Happy holidays! We were planning on having a small get together at my (30f) house with my dad (82m) and my two half sisters. They all live 2 hours north of where me, my husband and our 2 year old live. My nuclear family usually drives up to them, but being 30 weeks pregnant, managing a toddler nap schedule (he has not napped at my dad's condo) and my dad's aggressive and aggressively shedding cat we planned to host Christmas at our house and make one holiday easier.
The original plan was for them to come to us either for the day or stay overnight if they wanted to this Saturday the 27th. They all live 10-15 minutes away from each other, so the plan was for my dad to ride with one of them. My sisters have both since backed out of coming for different reasons. They are half-siblings from my mom's side (she passed away when I was 18), so they are not my dad's kids, but were willing/suggested helping as a solid to me which was appreciated. I have emotional frustration as this has been a larger pattern with my sisters, but am looking for more logistical solutions here.
My husband has said he is willing to drive up, get my dad, drive back down and then take him home when we're all done, but its going to be 8 hours of driving. We went up to my dad's for Thanksgiving this year and are at a point where it is extremely uncomfortable between pregnancy, the cat hair everywhere, and our son needing to nap around 1. My dad has had knee issues and while he gets around driving locally fine, he would not be up for making the drive himself which is understandable.

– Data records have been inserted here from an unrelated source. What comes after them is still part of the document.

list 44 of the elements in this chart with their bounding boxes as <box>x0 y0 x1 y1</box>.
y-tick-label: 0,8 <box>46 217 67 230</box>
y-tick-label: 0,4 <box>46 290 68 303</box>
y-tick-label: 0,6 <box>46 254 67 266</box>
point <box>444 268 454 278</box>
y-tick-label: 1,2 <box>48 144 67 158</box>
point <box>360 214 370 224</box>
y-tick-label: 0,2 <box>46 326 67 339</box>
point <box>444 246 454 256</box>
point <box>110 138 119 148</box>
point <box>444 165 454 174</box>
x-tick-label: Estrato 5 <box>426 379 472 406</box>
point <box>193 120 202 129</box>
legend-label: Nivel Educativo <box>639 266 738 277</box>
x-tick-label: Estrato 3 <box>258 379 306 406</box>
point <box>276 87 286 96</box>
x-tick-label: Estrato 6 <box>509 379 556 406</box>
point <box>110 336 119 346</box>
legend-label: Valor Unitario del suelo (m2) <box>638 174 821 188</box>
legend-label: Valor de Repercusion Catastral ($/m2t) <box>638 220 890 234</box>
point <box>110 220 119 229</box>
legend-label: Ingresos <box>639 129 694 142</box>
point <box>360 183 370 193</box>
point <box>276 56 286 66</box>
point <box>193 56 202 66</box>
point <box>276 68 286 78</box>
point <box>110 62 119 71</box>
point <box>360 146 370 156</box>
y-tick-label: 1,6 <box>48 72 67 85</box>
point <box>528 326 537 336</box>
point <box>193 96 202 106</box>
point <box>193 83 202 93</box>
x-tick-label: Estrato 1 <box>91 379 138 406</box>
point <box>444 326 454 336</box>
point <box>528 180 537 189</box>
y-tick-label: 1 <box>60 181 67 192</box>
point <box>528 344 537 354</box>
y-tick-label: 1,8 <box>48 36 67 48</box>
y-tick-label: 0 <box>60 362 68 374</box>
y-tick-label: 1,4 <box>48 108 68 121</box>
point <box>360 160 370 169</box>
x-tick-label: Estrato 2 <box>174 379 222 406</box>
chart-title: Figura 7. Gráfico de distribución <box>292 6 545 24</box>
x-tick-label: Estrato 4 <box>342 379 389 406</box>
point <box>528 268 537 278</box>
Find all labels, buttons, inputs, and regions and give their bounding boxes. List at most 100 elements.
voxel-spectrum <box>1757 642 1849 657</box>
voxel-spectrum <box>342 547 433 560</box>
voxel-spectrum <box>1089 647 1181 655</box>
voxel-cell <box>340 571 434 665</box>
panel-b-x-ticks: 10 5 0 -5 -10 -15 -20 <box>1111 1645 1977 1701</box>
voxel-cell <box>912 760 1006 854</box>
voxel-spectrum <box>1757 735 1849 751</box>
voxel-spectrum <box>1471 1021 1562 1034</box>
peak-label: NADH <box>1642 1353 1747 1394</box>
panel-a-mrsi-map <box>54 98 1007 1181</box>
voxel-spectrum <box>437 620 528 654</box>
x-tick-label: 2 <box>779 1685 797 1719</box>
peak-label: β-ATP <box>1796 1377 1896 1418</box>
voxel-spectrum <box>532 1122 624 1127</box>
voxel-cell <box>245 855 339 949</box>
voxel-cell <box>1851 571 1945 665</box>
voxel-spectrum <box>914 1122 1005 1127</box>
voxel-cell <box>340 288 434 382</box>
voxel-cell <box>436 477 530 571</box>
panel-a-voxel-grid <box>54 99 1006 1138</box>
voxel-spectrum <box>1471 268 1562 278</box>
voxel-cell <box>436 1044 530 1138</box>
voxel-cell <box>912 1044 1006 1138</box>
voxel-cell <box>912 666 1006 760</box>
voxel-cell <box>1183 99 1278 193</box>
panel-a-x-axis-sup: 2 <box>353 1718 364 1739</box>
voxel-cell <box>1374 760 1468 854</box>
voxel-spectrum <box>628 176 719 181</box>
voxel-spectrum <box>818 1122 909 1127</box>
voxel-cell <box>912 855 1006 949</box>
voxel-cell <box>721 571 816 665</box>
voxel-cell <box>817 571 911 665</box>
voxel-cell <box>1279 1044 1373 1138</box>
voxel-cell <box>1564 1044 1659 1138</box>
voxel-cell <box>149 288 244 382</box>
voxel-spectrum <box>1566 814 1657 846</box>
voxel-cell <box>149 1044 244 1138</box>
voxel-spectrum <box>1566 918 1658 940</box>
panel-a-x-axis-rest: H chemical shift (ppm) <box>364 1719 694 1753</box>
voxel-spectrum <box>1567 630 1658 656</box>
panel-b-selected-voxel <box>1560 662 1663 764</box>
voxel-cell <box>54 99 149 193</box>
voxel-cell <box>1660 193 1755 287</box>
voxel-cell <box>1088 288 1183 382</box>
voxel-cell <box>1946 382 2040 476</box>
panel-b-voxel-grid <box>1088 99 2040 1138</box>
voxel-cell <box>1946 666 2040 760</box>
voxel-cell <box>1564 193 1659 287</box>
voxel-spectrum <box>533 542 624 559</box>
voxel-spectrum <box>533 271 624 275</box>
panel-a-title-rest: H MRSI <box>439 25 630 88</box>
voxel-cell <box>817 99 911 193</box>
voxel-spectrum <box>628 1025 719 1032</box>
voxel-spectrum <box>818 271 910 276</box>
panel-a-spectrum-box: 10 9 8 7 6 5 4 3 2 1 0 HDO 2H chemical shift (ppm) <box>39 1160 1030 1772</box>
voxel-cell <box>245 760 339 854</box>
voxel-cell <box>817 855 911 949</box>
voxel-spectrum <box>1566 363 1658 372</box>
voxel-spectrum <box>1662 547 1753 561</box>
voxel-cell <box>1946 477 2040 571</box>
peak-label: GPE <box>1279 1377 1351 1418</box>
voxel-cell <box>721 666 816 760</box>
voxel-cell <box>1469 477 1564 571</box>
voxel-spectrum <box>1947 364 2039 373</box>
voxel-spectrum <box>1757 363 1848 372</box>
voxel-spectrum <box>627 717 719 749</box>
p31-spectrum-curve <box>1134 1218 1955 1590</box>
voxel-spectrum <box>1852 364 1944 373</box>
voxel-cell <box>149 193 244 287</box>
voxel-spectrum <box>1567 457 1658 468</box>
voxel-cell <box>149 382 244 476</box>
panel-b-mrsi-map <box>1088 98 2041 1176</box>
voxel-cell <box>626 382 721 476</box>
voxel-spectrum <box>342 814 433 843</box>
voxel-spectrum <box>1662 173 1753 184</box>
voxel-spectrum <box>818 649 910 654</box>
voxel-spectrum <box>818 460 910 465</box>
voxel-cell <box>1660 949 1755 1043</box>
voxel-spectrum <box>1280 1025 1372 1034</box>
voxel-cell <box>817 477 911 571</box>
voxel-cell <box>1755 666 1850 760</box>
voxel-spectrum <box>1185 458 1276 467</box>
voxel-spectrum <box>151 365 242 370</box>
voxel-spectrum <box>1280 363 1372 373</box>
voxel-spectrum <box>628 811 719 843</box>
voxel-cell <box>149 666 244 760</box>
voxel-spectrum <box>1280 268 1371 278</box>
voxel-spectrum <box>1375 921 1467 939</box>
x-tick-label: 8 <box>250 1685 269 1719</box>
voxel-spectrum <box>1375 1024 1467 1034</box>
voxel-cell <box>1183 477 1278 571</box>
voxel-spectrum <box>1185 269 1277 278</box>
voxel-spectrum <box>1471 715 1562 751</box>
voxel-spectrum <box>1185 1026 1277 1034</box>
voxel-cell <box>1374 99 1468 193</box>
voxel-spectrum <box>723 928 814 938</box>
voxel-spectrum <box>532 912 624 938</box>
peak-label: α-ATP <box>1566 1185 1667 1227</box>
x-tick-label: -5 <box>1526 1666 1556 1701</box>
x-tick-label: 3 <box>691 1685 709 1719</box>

I'm trying to figure out if there are any options to transport my dad 2 hours outside of my husband having to drive. Uber would be $200 each way, and NEMT seems like it would be even more expensive. I don't think its fair to my dad that he doesn't get Christmas with his grandson because my sisters flaked, so I'm not looking to cancel. But I also have to balance my husband and child's needs, and it is just not going to be reasonable for us going forward (especially after another baby is born) to do holidays at his place.
I wish the best of luck to you, whatever the circumstances. Afraid this may fall under that huge umbrella of "not everything can be fixed".
Offer sincere apologies, order a cooked Christmas dinner from your local supermarket for your own small family, and enjoy it. Put your feet up instead of staying on them for hours to cook, serve and clean up a dinner that everyone will finish in 20 minutes. It's the only thing that makes sense, considering the circumstances. Dad will be at home with Fluffy (or perhaps by that time Fluffless) and possibly relieved that he doesn't have to pretend to be having a good time just because it's Christmas. I mean, after 82 years, it's not quite magical anymore.
If you feel like it, you can put your toddler on the phone to say "Merry Christmas" to Grandpa.
Your half-sisters seem to be pretty much done with your Dad, so I wouldn't rely on them anymore. Maybe it's time to convince him to move closer to you if you both wish to see each other more and have him in the life of your kids. He's the one with more flexibility -- not you and your family.
I know this doesn't answer the question you asked about transporting him. My suggestion for that is to tell him sorry, it just doesn't work out this year or for future holidays unless he wishes to pay the $400 Uber fee each time.
And please don’t blame your sisters. I know it’s very frustrating, especially last minute, but he’s not their dad and they need to be able to enjoy their holidays. I understand your resentment but you don’t need them to build up resentments for the opposite reason.
And going forward, you may need to rethink your holidays. But please relax and enjoy this one, however it works out. You deserve a nice day with all that you have going on.
previouly I did a lot of running around and coordinating to make sure my father could be at holidays. The stress was too much.